Men pay 27% more for car insurance despite EU gender rules
Between June and August 2017, the average car insurance policy for a man was £821 compared with £649 for women.
The EU Gender Directive was implemented in December 2012 but research from comparison site comparethemarket found that the gap has widened nearly 8% since then.
In January 2013, the average policy for a male driver cost £591.70 compared to £493.88 for women – a difference of almost 20%, with the gap steadily widening over the past four years.
While women are still paying less for their car insurance, the gap between the cheapest premium and the average premium was wider for men than for women, suggesting that men stand to save more by shopping around.
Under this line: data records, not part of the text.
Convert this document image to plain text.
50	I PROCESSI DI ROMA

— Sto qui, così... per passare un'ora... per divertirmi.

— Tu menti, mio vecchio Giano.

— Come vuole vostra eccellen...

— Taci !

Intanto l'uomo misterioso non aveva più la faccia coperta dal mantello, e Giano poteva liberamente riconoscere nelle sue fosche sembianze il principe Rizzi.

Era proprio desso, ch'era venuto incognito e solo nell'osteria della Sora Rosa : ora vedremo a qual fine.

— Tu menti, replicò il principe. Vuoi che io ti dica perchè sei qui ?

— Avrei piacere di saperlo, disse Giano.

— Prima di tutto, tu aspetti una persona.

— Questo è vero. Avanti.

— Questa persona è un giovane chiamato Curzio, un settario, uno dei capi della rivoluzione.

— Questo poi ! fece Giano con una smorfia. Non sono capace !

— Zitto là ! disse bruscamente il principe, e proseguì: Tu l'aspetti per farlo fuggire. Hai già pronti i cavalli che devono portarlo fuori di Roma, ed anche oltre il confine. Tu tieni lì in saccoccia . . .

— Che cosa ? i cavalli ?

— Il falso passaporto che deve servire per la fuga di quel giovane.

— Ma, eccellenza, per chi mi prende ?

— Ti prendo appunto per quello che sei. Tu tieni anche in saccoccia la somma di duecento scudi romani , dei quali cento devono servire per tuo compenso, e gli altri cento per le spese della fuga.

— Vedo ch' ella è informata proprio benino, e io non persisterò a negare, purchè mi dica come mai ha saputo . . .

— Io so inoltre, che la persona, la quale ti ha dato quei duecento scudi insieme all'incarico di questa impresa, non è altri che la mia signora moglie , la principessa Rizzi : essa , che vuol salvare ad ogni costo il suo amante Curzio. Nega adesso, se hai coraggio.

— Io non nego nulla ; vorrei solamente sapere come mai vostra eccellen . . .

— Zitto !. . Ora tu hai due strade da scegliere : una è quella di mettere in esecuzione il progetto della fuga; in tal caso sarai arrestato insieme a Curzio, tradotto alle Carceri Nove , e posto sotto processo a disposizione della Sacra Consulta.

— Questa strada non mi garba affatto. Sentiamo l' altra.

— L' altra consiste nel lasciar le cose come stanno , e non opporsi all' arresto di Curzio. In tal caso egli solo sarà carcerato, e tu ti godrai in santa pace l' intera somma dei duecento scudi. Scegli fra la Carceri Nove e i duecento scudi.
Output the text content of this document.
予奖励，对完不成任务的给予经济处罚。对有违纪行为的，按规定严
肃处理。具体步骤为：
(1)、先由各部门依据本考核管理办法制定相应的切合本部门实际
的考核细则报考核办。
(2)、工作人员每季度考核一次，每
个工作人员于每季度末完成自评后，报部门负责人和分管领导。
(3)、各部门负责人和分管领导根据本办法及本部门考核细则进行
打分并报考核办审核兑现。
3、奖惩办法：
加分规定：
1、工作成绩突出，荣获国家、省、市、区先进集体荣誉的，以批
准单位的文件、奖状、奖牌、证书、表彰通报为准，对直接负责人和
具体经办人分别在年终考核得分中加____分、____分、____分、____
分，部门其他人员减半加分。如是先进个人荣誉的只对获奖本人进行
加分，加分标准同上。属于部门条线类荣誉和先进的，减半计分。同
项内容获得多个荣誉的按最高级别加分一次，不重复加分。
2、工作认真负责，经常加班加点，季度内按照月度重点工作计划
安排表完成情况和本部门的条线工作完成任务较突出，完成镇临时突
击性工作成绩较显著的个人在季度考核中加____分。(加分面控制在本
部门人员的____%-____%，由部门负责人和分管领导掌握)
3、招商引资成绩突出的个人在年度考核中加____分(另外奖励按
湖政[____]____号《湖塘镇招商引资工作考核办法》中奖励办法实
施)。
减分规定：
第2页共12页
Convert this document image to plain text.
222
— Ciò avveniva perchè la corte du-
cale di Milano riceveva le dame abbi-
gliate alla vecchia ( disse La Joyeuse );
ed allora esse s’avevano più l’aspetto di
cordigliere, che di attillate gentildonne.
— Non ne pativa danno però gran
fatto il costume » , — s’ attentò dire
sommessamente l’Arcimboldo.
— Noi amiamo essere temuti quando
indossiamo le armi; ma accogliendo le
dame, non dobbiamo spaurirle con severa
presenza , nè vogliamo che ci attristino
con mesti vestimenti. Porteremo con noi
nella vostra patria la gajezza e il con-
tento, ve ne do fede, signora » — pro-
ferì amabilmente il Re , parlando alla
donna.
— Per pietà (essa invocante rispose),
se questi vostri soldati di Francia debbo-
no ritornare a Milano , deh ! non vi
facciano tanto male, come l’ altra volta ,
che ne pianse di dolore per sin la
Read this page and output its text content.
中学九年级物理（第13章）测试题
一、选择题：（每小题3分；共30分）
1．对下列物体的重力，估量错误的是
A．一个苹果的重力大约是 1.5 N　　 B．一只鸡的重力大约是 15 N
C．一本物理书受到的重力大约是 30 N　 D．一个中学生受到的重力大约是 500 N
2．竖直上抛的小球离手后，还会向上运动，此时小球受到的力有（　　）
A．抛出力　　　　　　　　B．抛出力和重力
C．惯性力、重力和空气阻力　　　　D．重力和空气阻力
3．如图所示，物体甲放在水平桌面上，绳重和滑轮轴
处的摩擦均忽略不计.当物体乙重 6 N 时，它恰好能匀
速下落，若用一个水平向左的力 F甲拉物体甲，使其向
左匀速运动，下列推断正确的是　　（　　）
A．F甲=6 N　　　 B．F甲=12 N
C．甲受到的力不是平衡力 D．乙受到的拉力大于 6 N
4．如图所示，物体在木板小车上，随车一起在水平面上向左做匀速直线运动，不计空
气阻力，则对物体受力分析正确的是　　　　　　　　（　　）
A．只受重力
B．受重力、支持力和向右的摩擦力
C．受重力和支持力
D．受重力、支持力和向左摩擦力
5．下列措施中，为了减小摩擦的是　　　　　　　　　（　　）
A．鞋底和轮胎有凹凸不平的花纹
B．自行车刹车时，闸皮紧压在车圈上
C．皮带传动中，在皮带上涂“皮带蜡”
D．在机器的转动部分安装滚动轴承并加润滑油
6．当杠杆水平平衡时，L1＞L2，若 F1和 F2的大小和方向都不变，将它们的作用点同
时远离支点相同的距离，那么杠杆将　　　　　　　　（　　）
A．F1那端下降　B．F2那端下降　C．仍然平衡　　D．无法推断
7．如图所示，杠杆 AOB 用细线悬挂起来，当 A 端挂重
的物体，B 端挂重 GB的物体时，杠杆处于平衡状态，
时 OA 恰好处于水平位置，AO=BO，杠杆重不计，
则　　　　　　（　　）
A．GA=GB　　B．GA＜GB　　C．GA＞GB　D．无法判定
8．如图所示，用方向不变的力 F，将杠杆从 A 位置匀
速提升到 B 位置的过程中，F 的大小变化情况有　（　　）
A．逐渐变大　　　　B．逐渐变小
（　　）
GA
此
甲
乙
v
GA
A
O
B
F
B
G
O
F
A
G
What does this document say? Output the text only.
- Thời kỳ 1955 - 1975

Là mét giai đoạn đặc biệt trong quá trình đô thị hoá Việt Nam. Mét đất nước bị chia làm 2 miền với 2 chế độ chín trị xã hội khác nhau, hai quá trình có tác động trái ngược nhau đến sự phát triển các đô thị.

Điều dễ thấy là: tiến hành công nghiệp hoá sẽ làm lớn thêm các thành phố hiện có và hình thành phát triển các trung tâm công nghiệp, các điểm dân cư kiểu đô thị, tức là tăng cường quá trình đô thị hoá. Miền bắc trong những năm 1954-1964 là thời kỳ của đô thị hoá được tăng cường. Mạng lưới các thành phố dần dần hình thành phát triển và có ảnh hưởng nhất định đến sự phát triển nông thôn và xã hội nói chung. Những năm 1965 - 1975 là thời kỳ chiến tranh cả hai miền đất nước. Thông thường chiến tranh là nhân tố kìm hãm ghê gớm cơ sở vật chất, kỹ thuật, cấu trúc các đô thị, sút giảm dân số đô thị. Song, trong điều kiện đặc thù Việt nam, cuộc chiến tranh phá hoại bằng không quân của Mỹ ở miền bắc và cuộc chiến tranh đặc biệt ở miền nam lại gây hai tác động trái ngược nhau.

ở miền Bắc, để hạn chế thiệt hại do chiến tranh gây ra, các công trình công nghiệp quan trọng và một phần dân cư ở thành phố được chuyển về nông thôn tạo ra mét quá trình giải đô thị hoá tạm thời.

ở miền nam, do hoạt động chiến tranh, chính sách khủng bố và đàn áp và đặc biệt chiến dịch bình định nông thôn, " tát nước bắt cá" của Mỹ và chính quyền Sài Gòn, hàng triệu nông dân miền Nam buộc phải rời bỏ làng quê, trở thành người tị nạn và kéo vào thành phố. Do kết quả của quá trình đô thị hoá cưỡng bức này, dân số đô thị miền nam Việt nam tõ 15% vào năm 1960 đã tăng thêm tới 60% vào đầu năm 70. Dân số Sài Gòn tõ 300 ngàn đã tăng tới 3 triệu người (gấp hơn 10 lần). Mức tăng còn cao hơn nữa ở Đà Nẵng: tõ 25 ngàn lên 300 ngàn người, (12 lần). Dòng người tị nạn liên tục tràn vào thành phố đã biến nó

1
Between June and August 2017, the difference between the cheapest and average policy for women was £101.21, while the difference between the cheapest and the average policy for men was £151.67.
John Miles, head of motor at comparethemarket, said: “This data shows how little difference the EU Gender Directive has had on insurance premiums, with providers still giving big discounts to women.
“This is likely due to a number of factors, such as statistically higher accident rates for men and more men than woman driving business and commercial vehicles – which are higher risk. The directive removed the ability of providers to give default discounts to women; however, the statistics and risk models used by insurers mean that the result is largely the same.”
Miles added that the past three years have been “relentless” for British drivers, with the average insurance premium rising by over 38% to £740.
“The past year has been particularly hard, with changes to Insurance Premium Tax and the personal injury discount, or ‘Ogden’, rate draining the pockets of motorists at a time that wage growth remains stagnant. Although the Ogden rate looks like it might be changed, some damage has already been done for drivers,” he said.